New paper settles optimal sample complexity for learning linear contracts

Researchers have long sought efficient algorithms for learning optimal contracts from data—a core problem in game theory with direct applications in AI-driven delegation and incentive design. Mikael Møller Høgsgaard's paper, "The Optimal Sample Complexity of Linear Contracts," settles this question in the offline setting where agent types are drawn from an unknown distribution. The principal's goal is to design a linear contract that maximizes expected utility. Høgsgaard proves that the simple Empirical Utility Maximization (EUM) algorithm yields an ε-approximation of the optimal linear contract with probability at least 1−δ, using only O(ln(1/δ)/ε²) samples.

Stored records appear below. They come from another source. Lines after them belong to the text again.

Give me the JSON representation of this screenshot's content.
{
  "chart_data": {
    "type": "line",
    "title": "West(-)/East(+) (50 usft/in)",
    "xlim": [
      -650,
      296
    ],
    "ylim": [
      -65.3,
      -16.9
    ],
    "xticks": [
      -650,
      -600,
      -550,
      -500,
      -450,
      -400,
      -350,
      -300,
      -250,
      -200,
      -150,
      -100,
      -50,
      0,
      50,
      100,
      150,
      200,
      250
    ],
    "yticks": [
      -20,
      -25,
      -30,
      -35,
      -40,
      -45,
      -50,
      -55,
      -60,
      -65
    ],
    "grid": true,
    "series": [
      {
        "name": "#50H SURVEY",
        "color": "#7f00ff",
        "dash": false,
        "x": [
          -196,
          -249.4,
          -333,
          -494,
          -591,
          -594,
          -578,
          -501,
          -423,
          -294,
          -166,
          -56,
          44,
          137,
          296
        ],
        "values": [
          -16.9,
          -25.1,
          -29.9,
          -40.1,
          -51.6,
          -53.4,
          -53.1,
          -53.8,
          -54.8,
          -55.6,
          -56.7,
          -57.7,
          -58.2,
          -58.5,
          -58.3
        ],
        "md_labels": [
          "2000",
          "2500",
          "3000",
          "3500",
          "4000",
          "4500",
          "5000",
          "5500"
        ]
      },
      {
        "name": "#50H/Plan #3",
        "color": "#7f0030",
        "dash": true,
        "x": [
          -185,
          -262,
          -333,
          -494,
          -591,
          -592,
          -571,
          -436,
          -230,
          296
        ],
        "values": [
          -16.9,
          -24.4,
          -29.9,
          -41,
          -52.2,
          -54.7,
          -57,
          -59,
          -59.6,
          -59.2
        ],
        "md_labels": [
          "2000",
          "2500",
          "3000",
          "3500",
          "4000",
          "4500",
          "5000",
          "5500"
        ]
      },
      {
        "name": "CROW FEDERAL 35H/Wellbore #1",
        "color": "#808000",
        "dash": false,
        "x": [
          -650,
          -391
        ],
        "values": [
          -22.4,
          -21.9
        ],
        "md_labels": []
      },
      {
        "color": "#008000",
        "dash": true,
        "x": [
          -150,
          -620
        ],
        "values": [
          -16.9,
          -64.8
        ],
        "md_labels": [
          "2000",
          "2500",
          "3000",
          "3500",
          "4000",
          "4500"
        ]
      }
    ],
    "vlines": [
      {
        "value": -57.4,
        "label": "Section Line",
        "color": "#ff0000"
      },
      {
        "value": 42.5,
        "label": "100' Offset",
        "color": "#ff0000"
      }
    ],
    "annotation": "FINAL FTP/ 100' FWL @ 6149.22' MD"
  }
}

This result improves upon previously known bounds and matches a lower bound from Dütting et al. 2025 up to constant factors, proving its optimality. Furthermore, the paper establishes the stronger guarantee of uniform convergence: the empirical utility of every linear contract is an ε-approximation of its true expectation with the same optimal sample complexity. The work spans computer science and game theory (cs.GT), artificial intelligence (cs.AI), and machine learning (cs.LG), offering a foundational benchmark for any system that must learn incentive structures from limited data—from automated negotiation agents to decentralized finance protocols.